Histoires

1963, la première mission du CICR au Yemen

 

Copyright Michel Vonlanthen HB9AFO

 

9 novembre 2023

 

 

Fred Debros HB9AET, 19 ans, Uqd, Yemen, 1963

 

Cela faisait longtemps que je la recherchais cette photo car Fred Debros HB9AET (de son nom complet Bros de Puschredon) et Willy Buff HB9YG, ont été les premiers opérateurs radioamateurs du CICR à partir en mission.  Je l'ai retrouvée dans mes archives mais j'en ignore la provenance.

 

 

Les commentaires de Fred

 

C'est bien moi, à Uqd en 1963, au Yemen. J'avais 19 ans.
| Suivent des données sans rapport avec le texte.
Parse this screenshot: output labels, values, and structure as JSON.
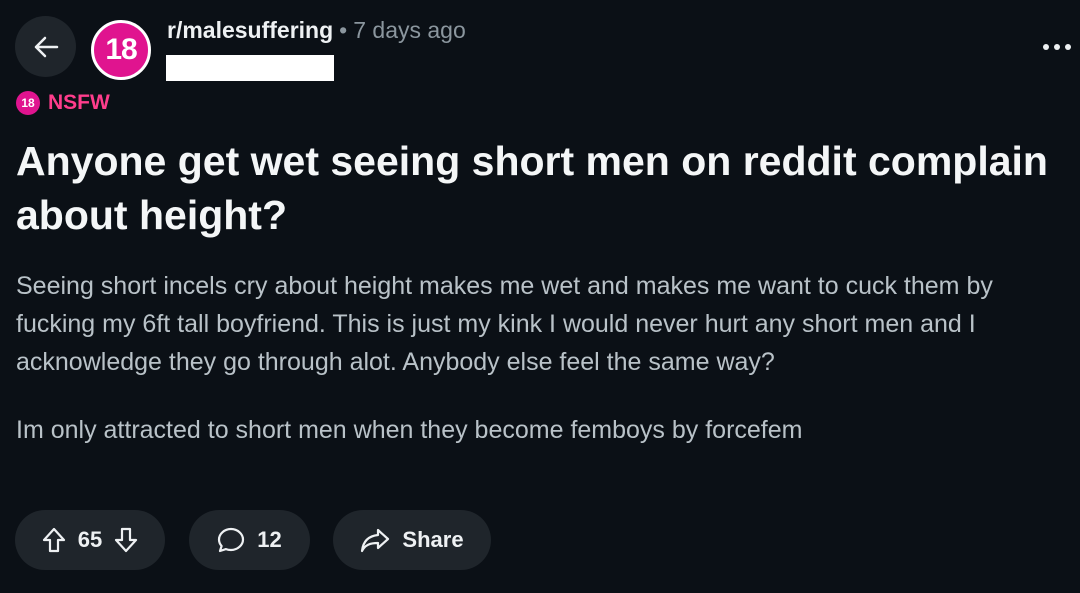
{
  "header": {
    "subreddit": "r/malesuffering",
    "separator": "•",
    "age": "7 days ago",
    "avatar_text": "18"
  },
  "post": {
    "nsfw_badge": "18",
    "nsfw_label": "NSFW",
    "title": "Anyone get wet seeing short men on reddit complain about height?",
    "body": [
      "Seeing short incels cry about height makes me wet and makes me want to cuck them by fucking my 6ft tall boyfriend. This is just my kink I would never hurt any short men and I acknowledge they go through alot. Anybody else feel the same way?",
      "Im only attracted to short men when they become femboys by forcefem"
    ]
  },
  "actions": {
    "votes": "65",
    "comments": "12",
    "share_label": "Share"
  },
  "colors": {
    "background": "#0b1016",
    "pill": "#1f252b",
    "nsfw_accent": "#ff3d8c",
    "avatar": "#e0148f"
  }
}
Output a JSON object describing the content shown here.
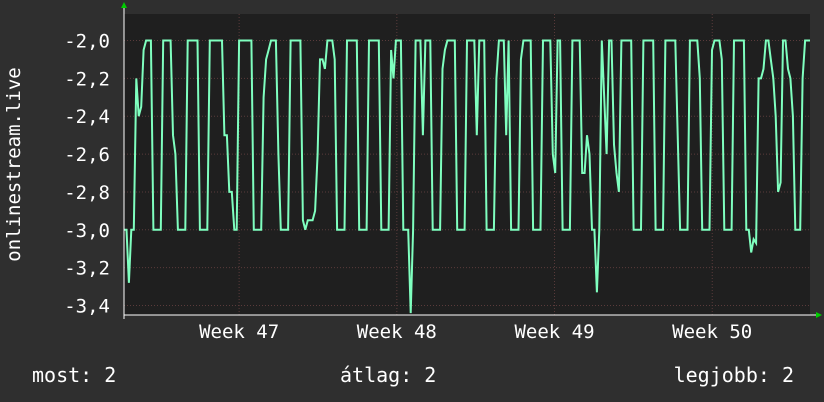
{
  "chart_data": {
    "type": "line",
    "ylabel": "onlinestream.live",
    "ylim": [
      -3.45,
      -1.86
    ],
    "yticks": [
      -2.0,
      -2.2,
      -2.4,
      -2.6,
      -2.8,
      -3.0,
      -3.2,
      -3.4
    ],
    "ytick_labels": [
      "-2,0",
      "-2,2",
      "-2,4",
      "-2,6",
      "-2,8",
      "-3,0",
      "-3,2",
      "-3,4"
    ],
    "xlim": [
      0,
      4.35
    ],
    "xticks": [
      0.73,
      1.73,
      2.73,
      3.73
    ],
    "xtick_labels": [
      "Week 47",
      "Week 48",
      "Week 49",
      "Week 50"
    ],
    "grid": true,
    "colors": {
      "background": "#2f2f2f",
      "plot": "#1f1f1f",
      "line": "#7fffbf",
      "grid": "#5a3b3b",
      "axis_arrow": "#00cc00"
    },
    "series": [
      {
        "values": [
          -3.0,
          -3.0,
          -3.28,
          -3.0,
          -3.0,
          -2.2,
          -2.4,
          -2.35,
          -2.05,
          -2.0,
          -2.0,
          -2.0,
          -3.0,
          -3.0,
          -3.0,
          -3.0,
          -2.0,
          -2.0,
          -2.0,
          -2.0,
          -2.5,
          -2.6,
          -3.0,
          -3.0,
          -3.0,
          -3.0,
          -2.0,
          -2.0,
          -2.0,
          -2.0,
          -2.0,
          -3.0,
          -3.0,
          -3.0,
          -3.0,
          -2.0,
          -2.0,
          -2.0,
          -2.0,
          -2.0,
          -2.0,
          -2.5,
          -2.5,
          -2.8,
          -2.8,
          -3.0,
          -3.0,
          -2.0,
          -2.0,
          -2.0,
          -2.0,
          -2.0,
          -2.0,
          -3.0,
          -3.0,
          -3.0,
          -3.0,
          -2.3,
          -2.1,
          -2.05,
          -2.0,
          -2.0,
          -2.0,
          -2.6,
          -3.0,
          -3.0,
          -3.0,
          -3.0,
          -2.0,
          -2.0,
          -2.0,
          -2.0,
          -2.0,
          -2.95,
          -3.0,
          -2.95,
          -2.95,
          -2.95,
          -2.9,
          -2.6,
          -2.1,
          -2.1,
          -2.15,
          -2.0,
          -2.0,
          -2.0,
          -2.1,
          -3.0,
          -3.0,
          -3.0,
          -3.0,
          -2.0,
          -2.0,
          -2.0,
          -2.0,
          -2.0,
          -3.0,
          -3.0,
          -3.0,
          -3.0,
          -2.0,
          -2.0,
          -2.0,
          -2.0,
          -2.0,
          -3.0,
          -3.0,
          -3.0,
          -3.0,
          -2.05,
          -2.2,
          -2.0,
          -2.0,
          -2.0,
          -3.0,
          -3.0,
          -3.0,
          -3.44,
          -3.0,
          -2.0,
          -2.0,
          -2.0,
          -2.5,
          -2.0,
          -2.0,
          -2.0,
          -3.0,
          -3.0,
          -3.0,
          -3.0,
          -2.15,
          -2.05,
          -2.0,
          -2.0,
          -2.0,
          -2.0,
          -3.0,
          -3.0,
          -3.0,
          -3.0,
          -2.0,
          -2.0,
          -2.0,
          -2.0,
          -2.5,
          -2.0,
          -2.0,
          -2.0,
          -3.0,
          -3.0,
          -3.0,
          -3.0,
          -2.2,
          -2.0,
          -2.0,
          -2.0,
          -2.5,
          -2.0,
          -3.0,
          -3.0,
          -3.0,
          -3.0,
          -2.1,
          -2.0,
          -2.0,
          -2.0,
          -2.0,
          -3.0,
          -3.0,
          -3.0,
          -3.0,
          -2.0,
          -2.0,
          -2.0,
          -2.0,
          -2.6,
          -2.7,
          -2.0,
          -2.0,
          -3.0,
          -3.0,
          -3.0,
          -3.0,
          -2.0,
          -2.0,
          -2.0,
          -2.0,
          -2.7,
          -2.7,
          -2.5,
          -2.6,
          -3.0,
          -3.0,
          -3.33,
          -3.0,
          -2.0,
          -2.3,
          -2.6,
          -2.0,
          -2.0,
          -2.55,
          -2.7,
          -2.8,
          -2.0,
          -2.0,
          -2.0,
          -2.0,
          -2.0,
          -3.0,
          -3.0,
          -3.0,
          -3.0,
          -2.0,
          -2.0,
          -2.0,
          -2.0,
          -2.0,
          -3.0,
          -3.0,
          -3.0,
          -3.0,
          -2.0,
          -2.0,
          -2.0,
          -2.0,
          -2.0,
          -2.5,
          -3.0,
          -3.0,
          -3.0,
          -3.0,
          -2.0,
          -2.0,
          -2.0,
          -2.0,
          -2.2,
          -3.0,
          -3.0,
          -3.0,
          -3.0,
          -2.05,
          -2.0,
          -2.0,
          -2.0,
          -2.1,
          -3.0,
          -3.0,
          -3.0,
          -3.0,
          -2.0,
          -2.0,
          -2.0,
          -2.0,
          -2.0,
          -3.0,
          -3.0,
          -3.12,
          -3.05,
          -3.07,
          -2.2,
          -2.2,
          -2.15,
          -2.0,
          -2.0,
          -2.1,
          -2.2,
          -2.4,
          -2.8,
          -2.75,
          -2.0,
          -2.0,
          -2.15,
          -2.2,
          -2.4,
          -3.0,
          -3.0,
          -3.0,
          -2.2,
          -2.0,
          -2.0,
          -2.0
        ]
      }
    ]
  },
  "legend": {
    "current": "most: 2",
    "average": "átlag: 2",
    "max": "legjobb: 2"
  }
}
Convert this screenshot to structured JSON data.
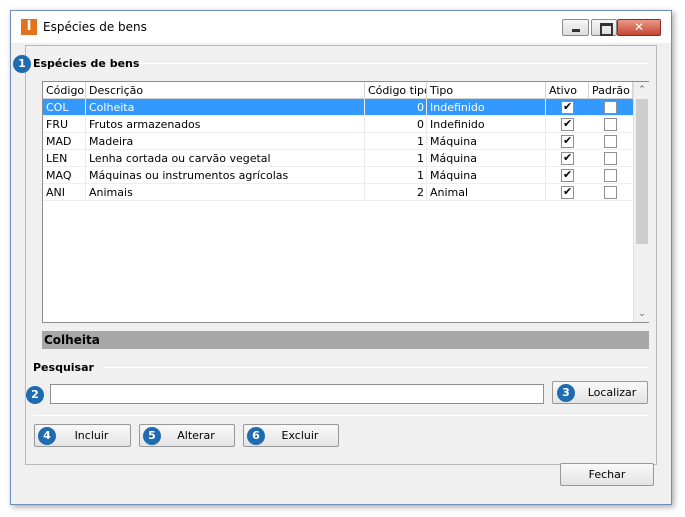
{
  "window": {
    "title": "Espécies de bens",
    "icon": "I",
    "close_glyph": "✕"
  },
  "section1": {
    "badge": "1",
    "title": "Espécies de bens"
  },
  "grid": {
    "columns": [
      "Código",
      "Descrição",
      "Código tipo",
      "Tipo",
      "Ativo",
      "Padrão"
    ],
    "rows": [
      {
        "codigo": "COL",
        "descricao": "Colheita",
        "codigo_tipo": "0",
        "tipo": "Indefinido",
        "ativo": true,
        "padrao": false,
        "selected": true
      },
      {
        "codigo": "FRU",
        "descricao": "Frutos armazenados",
        "codigo_tipo": "0",
        "tipo": "Indefinido",
        "ativo": true,
        "padrao": false,
        "selected": false
      },
      {
        "codigo": "MAD",
        "descricao": "Madeira",
        "codigo_tipo": "1",
        "tipo": "Máquina",
        "ativo": true,
        "padrao": false,
        "selected": false
      },
      {
        "codigo": "LEN",
        "descricao": "Lenha cortada ou carvão vegetal",
        "codigo_tipo": "1",
        "tipo": "Máquina",
        "ativo": true,
        "padrao": false,
        "selected": false
      },
      {
        "codigo": "MAQ",
        "descricao": "Máquinas ou instrumentos agrícolas",
        "codigo_tipo": "1",
        "tipo": "Máquina",
        "ativo": true,
        "padrao": false,
        "selected": false
      },
      {
        "codigo": "ANI",
        "descricao": "Animais",
        "codigo_tipo": "2",
        "tipo": "Animal",
        "ativo": true,
        "padrao": false,
        "selected": false
      }
    ],
    "scroll_up": "⌃",
    "scroll_down": "⌄"
  },
  "selected_label": "Colheita",
  "search": {
    "title": "Pesquisar",
    "badge": "2",
    "value": "",
    "placeholder": "",
    "button_badge": "3",
    "button_label": "Localizar"
  },
  "actions": [
    {
      "badge": "4",
      "label": "Incluir"
    },
    {
      "badge": "5",
      "label": "Alterar"
    },
    {
      "badge": "6",
      "label": "Excluir"
    }
  ],
  "footer": {
    "close_label": "Fechar"
  },
  "colors": {
    "accent": "#1e6bb0",
    "selection": "#3399ff",
    "icon": "#e2721b"
  }
}
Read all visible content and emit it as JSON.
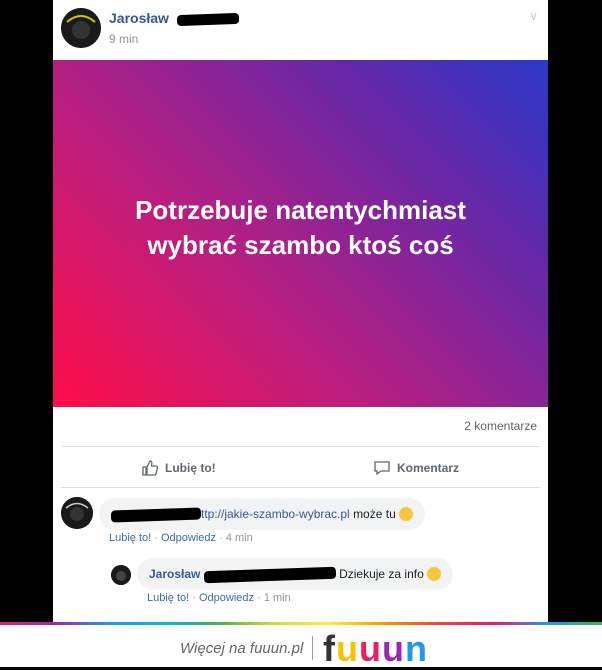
{
  "post": {
    "author": "Jarosław",
    "time": "9 min",
    "text": "Potrzebuje natentychmiast wybrać szambo ktoś coś",
    "comments_count": "2 komentarze"
  },
  "actions": {
    "like": "Lubię to!",
    "comment": "Komentarz"
  },
  "comments": [
    {
      "link": "ttp://jakie-szambo-wybrac.pl",
      "text": "może tu",
      "like": "Lubię to!",
      "reply": "Odpowiedz",
      "time": "4 min"
    },
    {
      "author": "Jarosław",
      "text": "Dziekuje za info",
      "like": "Lubię to!",
      "reply": "Odpowiedz",
      "time": "1 min"
    }
  ],
  "footer": {
    "more": "Więcej na fuuun.pl",
    "brand_letters": [
      "f",
      "u",
      "u",
      "u",
      "n"
    ]
  },
  "colors": {
    "link": "#365899",
    "muted": "#90949c",
    "brand_f": "#333333",
    "brand_u1": "#f5c400",
    "brand_u2": "#e91e63",
    "brand_u3": "#9c27b0",
    "brand_n": "#2196f3"
  }
}
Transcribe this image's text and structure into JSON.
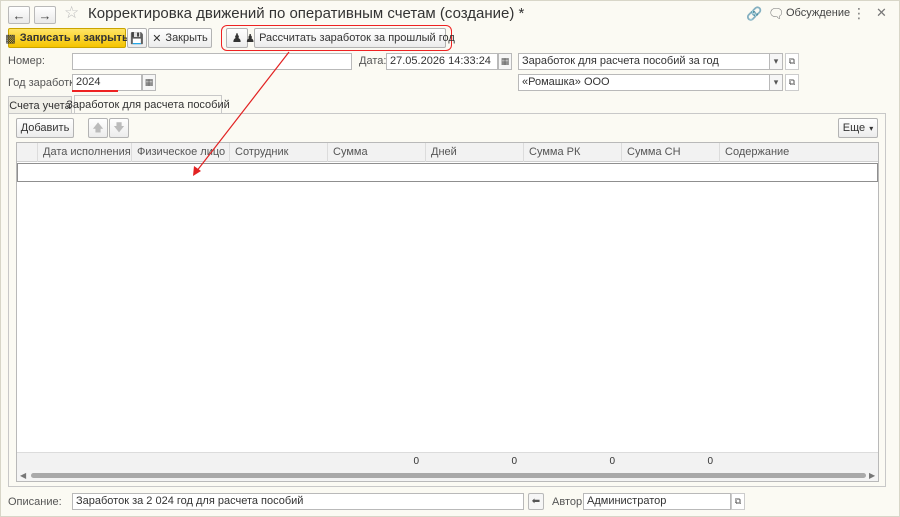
{
  "window": {
    "title": "Корректировка движений по оперативным счетам (создание) *",
    "discuss_label": "Обсуждение"
  },
  "toolbar": {
    "save_close_label": "Записать и закрыть",
    "close_label": "Закрыть",
    "calc_label": "Рассчитать заработок за прошлый год"
  },
  "form": {
    "number_label": "Номер:",
    "number_value": "",
    "date_label": "Дата:",
    "date_value": "27.05.2026 14:33:24",
    "type_value": "Заработок для расчета пособий за год",
    "year_label": "Год заработка:",
    "year_value": "2024",
    "org_value": "«Ромашка» ООО"
  },
  "tabs": [
    {
      "label": "Счета учета",
      "active": false
    },
    {
      "label": "Заработок для расчета пособий",
      "active": true
    }
  ],
  "table_toolbar": {
    "add_label": "Добавить",
    "more_label": "Еще"
  },
  "table": {
    "columns": [
      "Дата исполнения",
      "Физическое лицо",
      "Сотрудник",
      "Сумма",
      "Дней",
      "Сумма РК",
      "Сумма СН",
      "Содержание"
    ],
    "rows": [],
    "totals": {
      "sum": "0",
      "days": "0",
      "sum_rk": "0",
      "sum_sn": "0"
    }
  },
  "footer": {
    "description_label": "Описание:",
    "description_value": "Заработок за 2 024 год для расчета пособий",
    "author_label": "Автор:",
    "author_value": "Администратор"
  },
  "colors": {
    "accent_yellow": "#f5c400",
    "annotation_red": "#e22222"
  }
}
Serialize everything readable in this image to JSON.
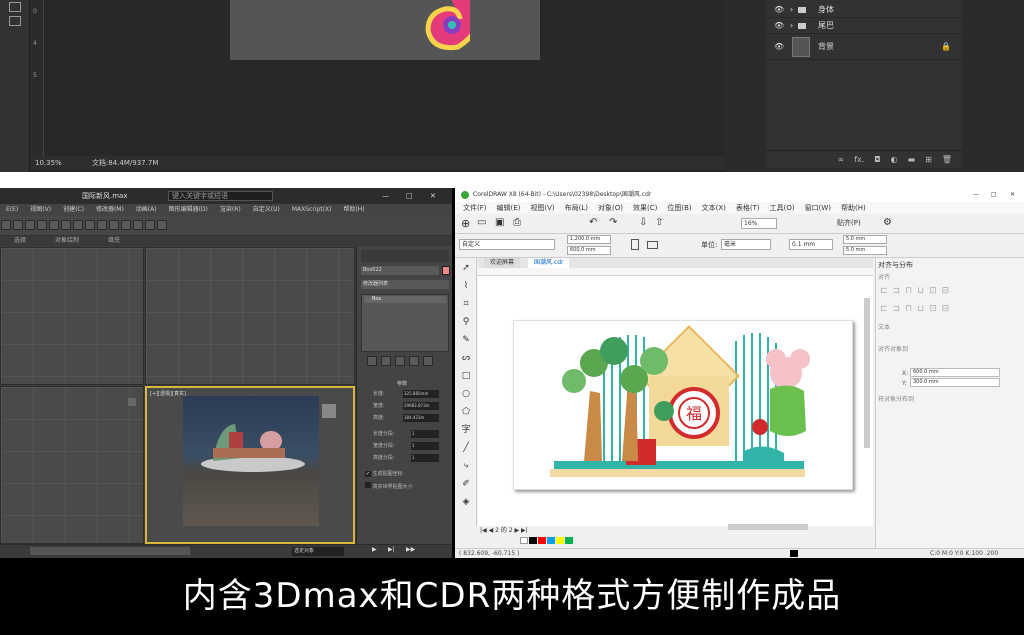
{
  "photoshop": {
    "zoom": "10.35%",
    "doc_info": "文档:84.4M/937.7M",
    "ruler_ticks": [
      "0",
      "4",
      "5"
    ],
    "layers": [
      {
        "name": "身体",
        "type": "group"
      },
      {
        "name": "尾巴",
        "type": "group"
      },
      {
        "name": "背景",
        "type": "layer",
        "locked": true
      }
    ],
    "footer_icons": [
      "link-icon",
      "fx-icon",
      "mask-icon",
      "adjustment-icon",
      "folder-icon",
      "new-layer-icon",
      "trash-icon"
    ],
    "footer_fx": "fx."
  },
  "max3d": {
    "title": "国际新风.max",
    "search_placeholder": "键入关键字或短语",
    "menu": [
      "E(E)",
      "视图(V)",
      "创建(C)",
      "修改器(M)",
      "动画(A)",
      "图形编辑器(D)",
      "渲染(R)",
      "自定义(U)",
      "MAXScript(X)",
      "帮助(H)"
    ],
    "subbar": [
      "选择",
      "对象绘制",
      "填充"
    ],
    "cmd": {
      "object_name": "Box022",
      "modifier_list": "修改器列表",
      "stack_item": "Box",
      "section_title": "参数",
      "params": [
        {
          "label": "长度:",
          "value": "325.885mm"
        },
        {
          "label": "宽度:",
          "value": "29683.873m"
        },
        {
          "label": "高度:",
          "value": "384.423m"
        },
        {
          "label": "长度分段:",
          "value": "1"
        },
        {
          "label": "宽度分段:",
          "value": "1"
        },
        {
          "label": "高度分段:",
          "value": "1"
        }
      ],
      "checkboxes": [
        {
          "label": "生成贴图坐标",
          "checked": true
        },
        {
          "label": "真实世界贴图大小",
          "checked": false
        }
      ]
    },
    "viewport_label": "[+][透视][真实]",
    "status_select": "选定对象"
  },
  "coreldraw": {
    "title": "CorelDRAW X8 (64-Bit) - C:\\Users\\02398\\Desktop\\国潮风.cdr",
    "menu": [
      "文件(F)",
      "编辑(E)",
      "视图(V)",
      "布局(L)",
      "对象(O)",
      "效果(C)",
      "位图(B)",
      "文本(X)",
      "表格(T)",
      "工具(O)",
      "窗口(W)",
      "帮助(H)"
    ],
    "zoom_value": "16%",
    "snap_label": "贴齐(P)",
    "page_preset": "自定义",
    "width": "1,200.0 mm",
    "height": "600.0 mm",
    "units_label": "单位:",
    "units_value": "毫米",
    "nudge": "0.1 mm",
    "dup_x": "5.0 mm",
    "dup_y": "5.0 mm",
    "tabs": [
      "欢迎屏幕",
      "国潮风.cdr"
    ],
    "right_panel": {
      "title": "对齐与分布",
      "sections": [
        "对齐",
        "文本",
        "对齐对象到",
        "将对象分布到"
      ],
      "x_label": "X:",
      "x_value": "600.0 mm",
      "y_label": "Y:",
      "y_value": "300.0 mm"
    },
    "page_nav": "2 的 2",
    "status_coords": "( 832.609, -60.715 )",
    "status_right": "C:0 M:0 Y:0 K:100  .200",
    "palette": [
      "#ffffff",
      "#000000",
      "#ff0000",
      "#00a0e9",
      "#ffff00",
      "#00b050"
    ]
  },
  "caption": "内含3Dmax和CDR两种格式方便制作成品"
}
Mission: 10 mars à octobre 1963 avec Willy Buff HB9YG

 

Derrière moi, à gauche, un émetteur-récepteur (TMC?) que nous avions reçus du colonel Erwin Beusch HB9EL, très sympa, un ami de mon père. Il avait 2 tubes 813B au final mais ses relais faisaient beaucoup de bruit et son récepteur general coverage, une pâle copie d'un Hammarlund, n'était pas extraordinaire. L'utiliser nous aurait obligé d'écouler notre trafic par Le Caire. Je me souviens de l'avoir enterré en 1965 ou 6 et gardé les deux 813B pour Kurt (HB9ET)...

 

C'est donc l'équipement personnel de Willy que nous utilisions pour le trafic. Un récepteur bandes amateurs RME 6900, au centre de la photo, surmonté d'un TOS-mètre Heathkit HM-11. Et un émetteur AM-SSB-CW Heathkit Marauder HX-10, un des meilleurs de sa catgorie à l'époque. Tout à droite on voit le manipulateur mécanique Vibroplex.

 

 


Hôpital de campagne d'Uqg
 

 

Article dans l'Old-Man Old-Man 4/1964 (original en allemand)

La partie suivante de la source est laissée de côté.